師は、ブッダは偉大なヨーギーであった、また彼の教えとラージャ・ヨーガはとてもよく似ていると教えてくださっています。今日は「ヨーガの福音」の中のその教えをご紹介しましょう。

大いなる悟りを啓かれた主ブッダの最初の教えは次の通りです。

一切は苦である。病むこと、老いること、死ぬこと、その原因である生まれること、これは誰もが避けることのできない大きな四つの苦しみである。この他に四つの苦しみがある。求めるものが得られない苦しみ、愛する人と別れる苦しみ、憎む人と一緒にいる苦しみ、この肉体と心が不浄である苦しみ。 

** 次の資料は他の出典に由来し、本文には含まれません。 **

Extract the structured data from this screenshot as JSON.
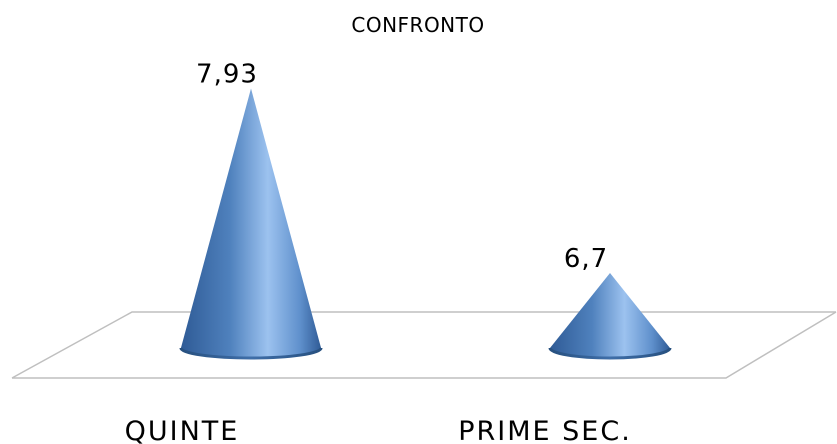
{
  "chart_data": {
    "type": "bar",
    "bar_shape": "cone-3d",
    "title": "CONFRONTO",
    "categories": [
      "QUINTE",
      "PRIME SEC."
    ],
    "values": [
      7.93,
      6.7
    ],
    "data_labels": [
      "7,93",
      "6,7"
    ],
    "xlabel": "",
    "ylabel": "",
    "ylim": [
      6.2,
      8.0
    ],
    "grid": false,
    "legend": "none",
    "colors": {
      "cone_dark": "#2f5b96",
      "cone_mid": "#4f81bd",
      "cone_light": "#9cc2ef",
      "floor_line": "#bfbfbf"
    }
  }
}
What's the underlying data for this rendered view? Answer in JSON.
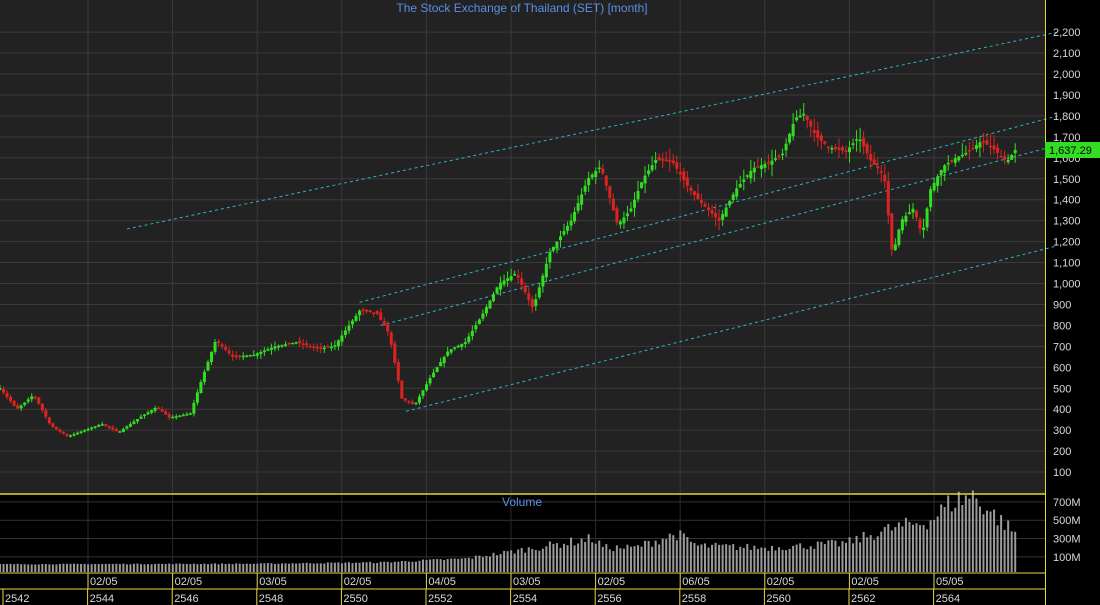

これらの原因は欲望であり、その原因はエゴと無知である。

それらに対し一切の苦悩を離れた真実の境地、ニルヴァーナがある。 

そしてそれに至る道が八正道である。正見、正思、正語、正業、正命、正精進、正念、正定。

ブッダはこのように非常に具体的な方法を教えました。誰もが真剣にそれを行なえば、必ずニルヴァーナは実現します。

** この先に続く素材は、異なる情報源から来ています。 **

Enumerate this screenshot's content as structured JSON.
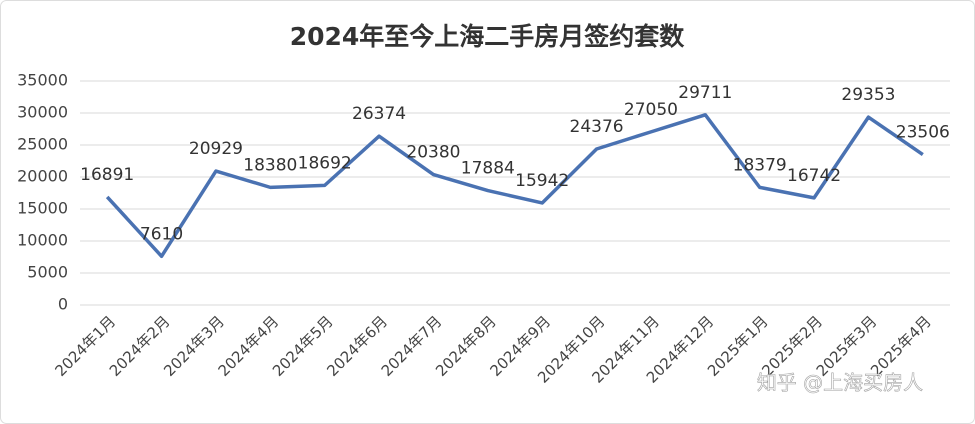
{
  "chart_data": {
    "type": "line",
    "title": "2024年至今上海二手房月签约套数",
    "categories": [
      "2024年1月",
      "2024年2月",
      "2024年3月",
      "2024年4月",
      "2024年5月",
      "2024年6月",
      "2024年7月",
      "2024年8月",
      "2024年9月",
      "2024年10月",
      "2024年11月",
      "2024年12月",
      "2025年1月",
      "2025年2月",
      "2025年3月",
      "2025年4月"
    ],
    "series": [
      {
        "name": "签约套数",
        "color": "#4a72b2",
        "values": [
          16891,
          7610,
          20929,
          18380,
          18692,
          26374,
          20380,
          17884,
          15942,
          24376,
          27050,
          29711,
          18379,
          16742,
          29353,
          23506
        ]
      }
    ],
    "ylim": [
      0,
      35000
    ],
    "yticks": [
      0,
      5000,
      10000,
      15000,
      20000,
      25000,
      30000,
      35000
    ],
    "grid": true,
    "watermark": "知乎 @上海买房人"
  }
}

最初の正見(しょうけん)というのは、この教えの全体像を正しく理解するということです。この世の中は「一切は苦である」という言葉を最初に聞いた時は衝撃を受けましたが、本当に今までもそうであったと納得しました。それは全く厭世的な考え方ではありません。そういうふうに理解することによって、苦しみは悲観的なものではなく、人間界においては当然あるべきものとして、すんなりと受け入れることができるようになりました。最初に「一切は苦である」と言い切ったブッダはすごい方ですね。この世の有り様をそれこそ正しく見ていたのだなと思いました。最後の正定(しょうじょう)は瞑想のことです。思いも言葉も行為も生活も正しく調えていくことによって精度の高い瞑想ができるようになる、そのようにこの尊い八つの道を真剣に歩めば、必ず真実の境地を実現することができると教えてくださっています。

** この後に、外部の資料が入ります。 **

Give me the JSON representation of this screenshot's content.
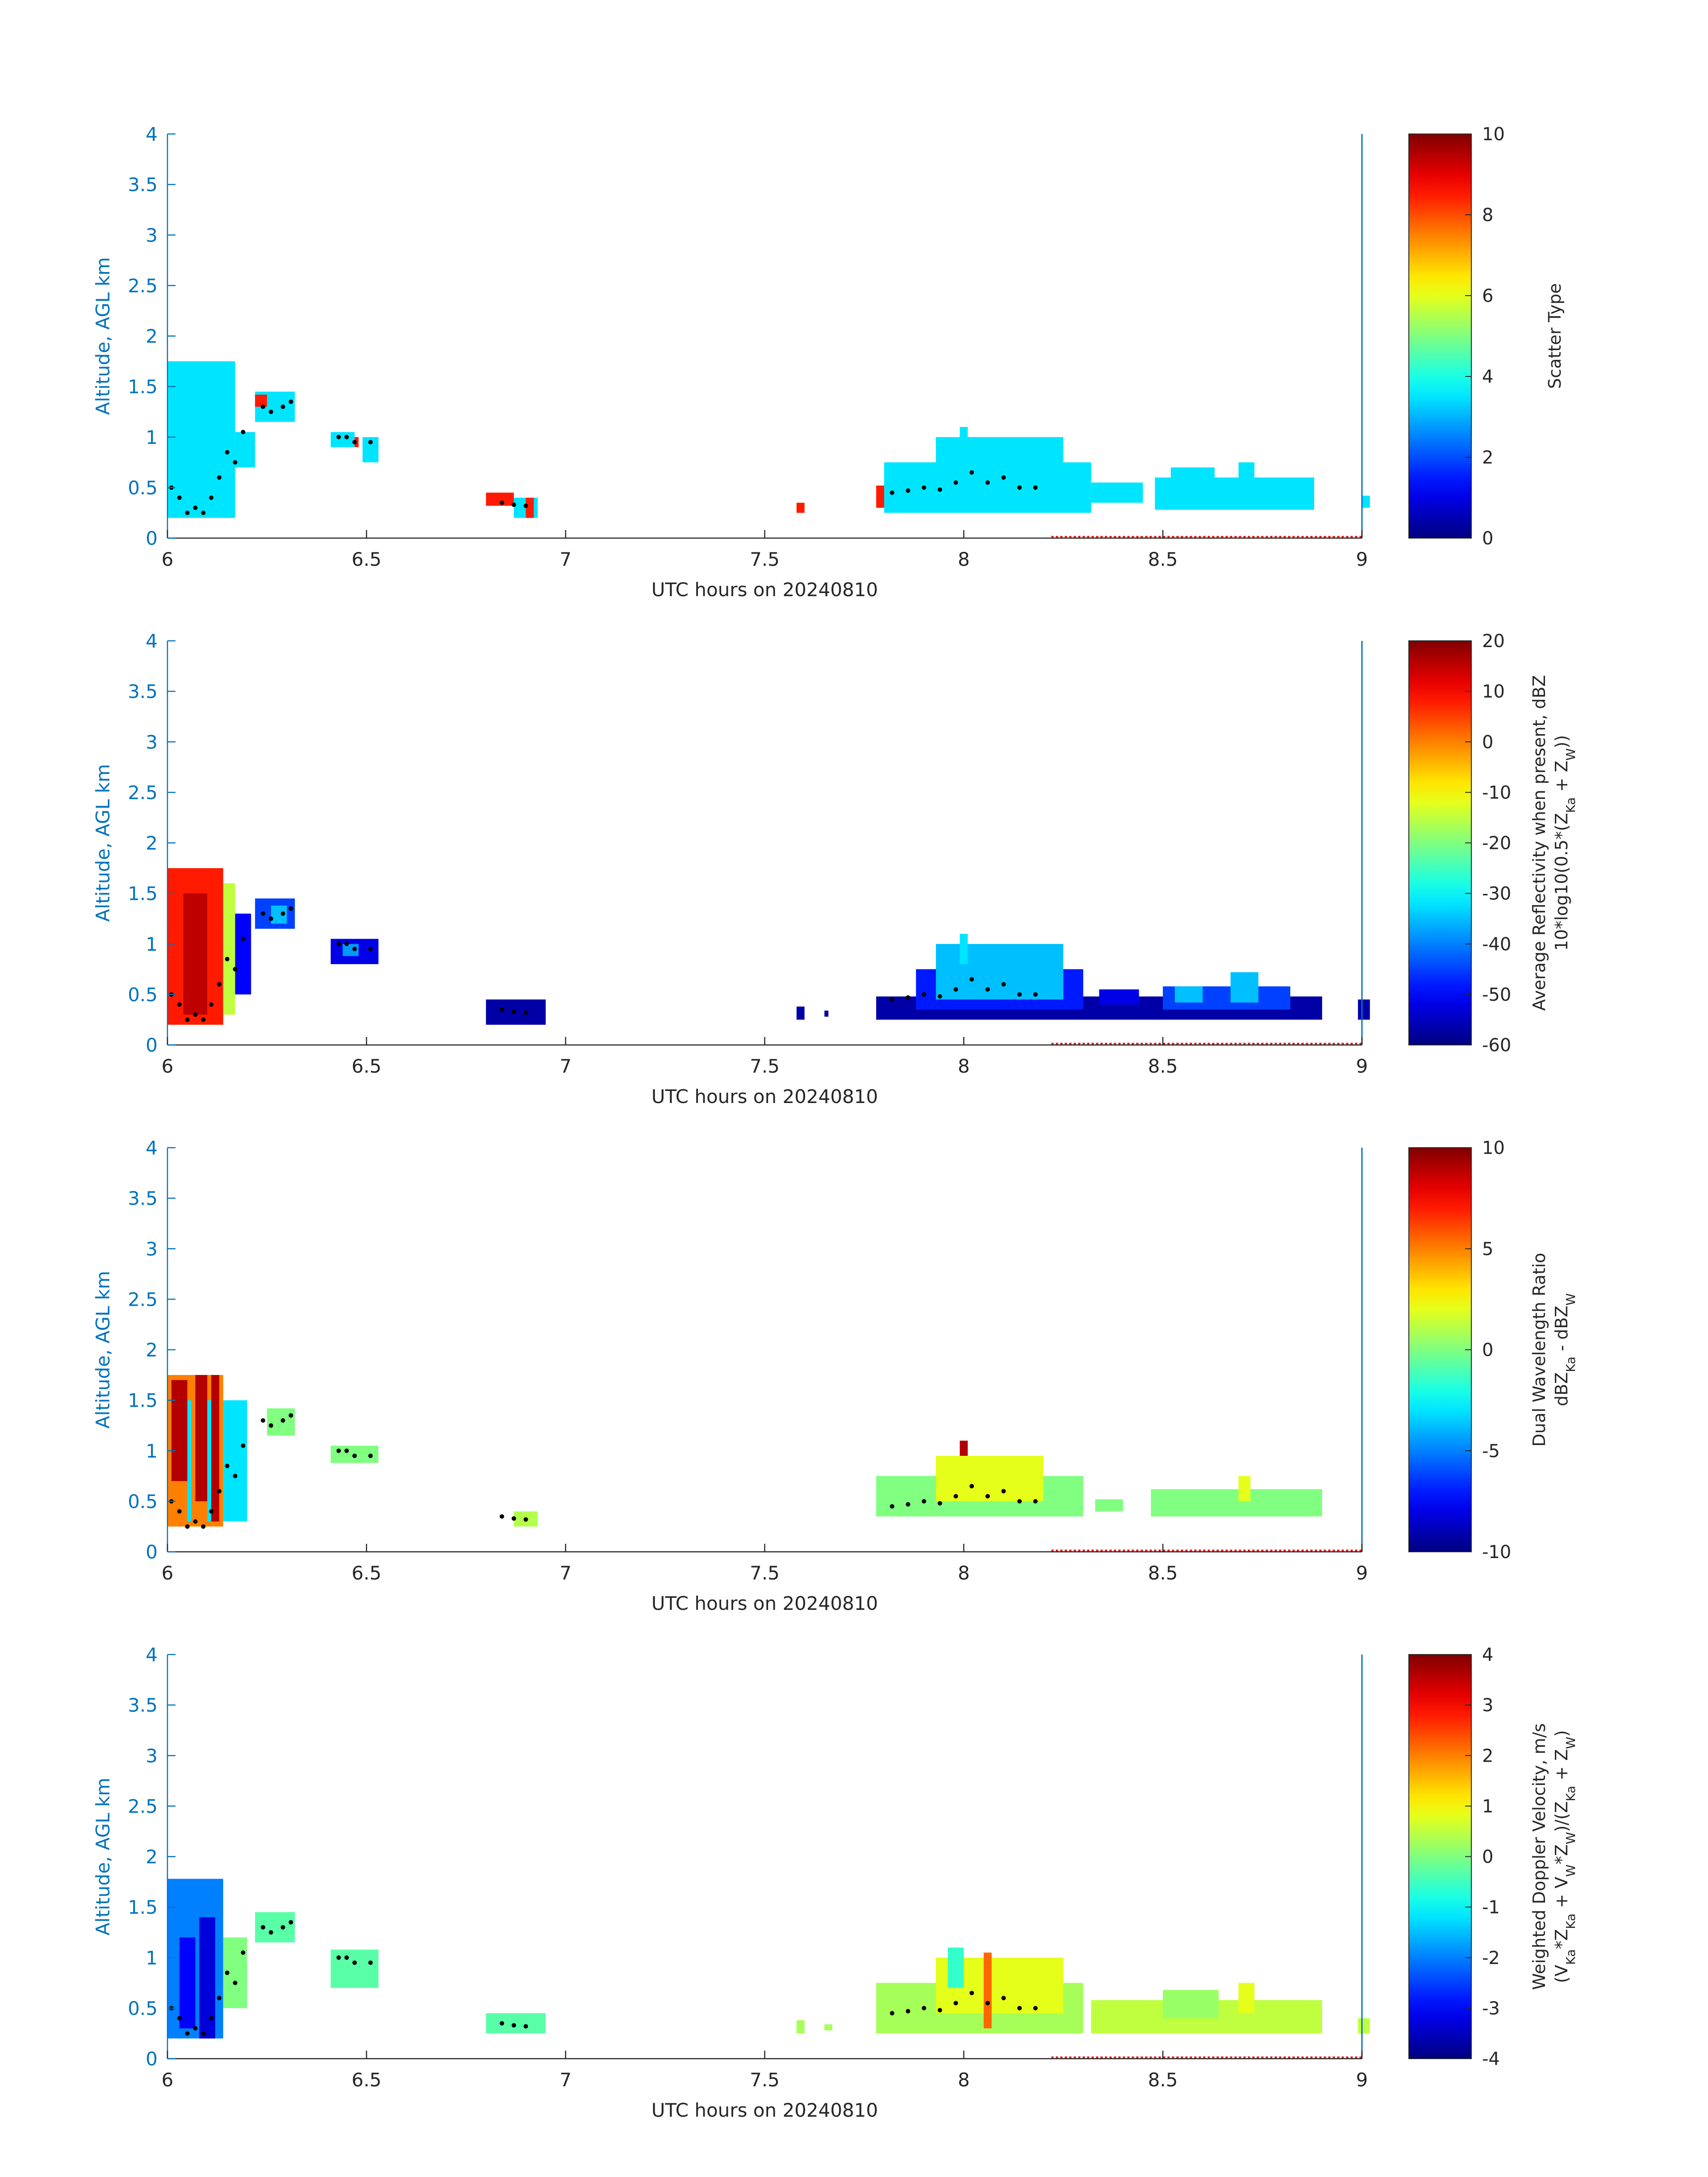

この尊い教えに出会い、ブッダに帰依した人は、その当時千人以上もいたといわれています。そのように具体的な道を分かりやすく説いた方は、その頃にはいなかったんでしょうね。噂が噂を呼んで、道を求める人たち、苦しみから解放されたい人たちが、花に蜜を求めて蜂が集まるように、清らかなブッダのもとにたくさん押し寄せていったことが想像できます。ブッダと巡り会い、心の迷いを取り除かれた人たちのなんと幸いなるかな。

二千五百年の時を超えて、私たちも主ブッダと巡り会いました。この尊い教えを聞き、実践できることを本当に幸せに思い、感謝し、ますます精進していきたいと思います。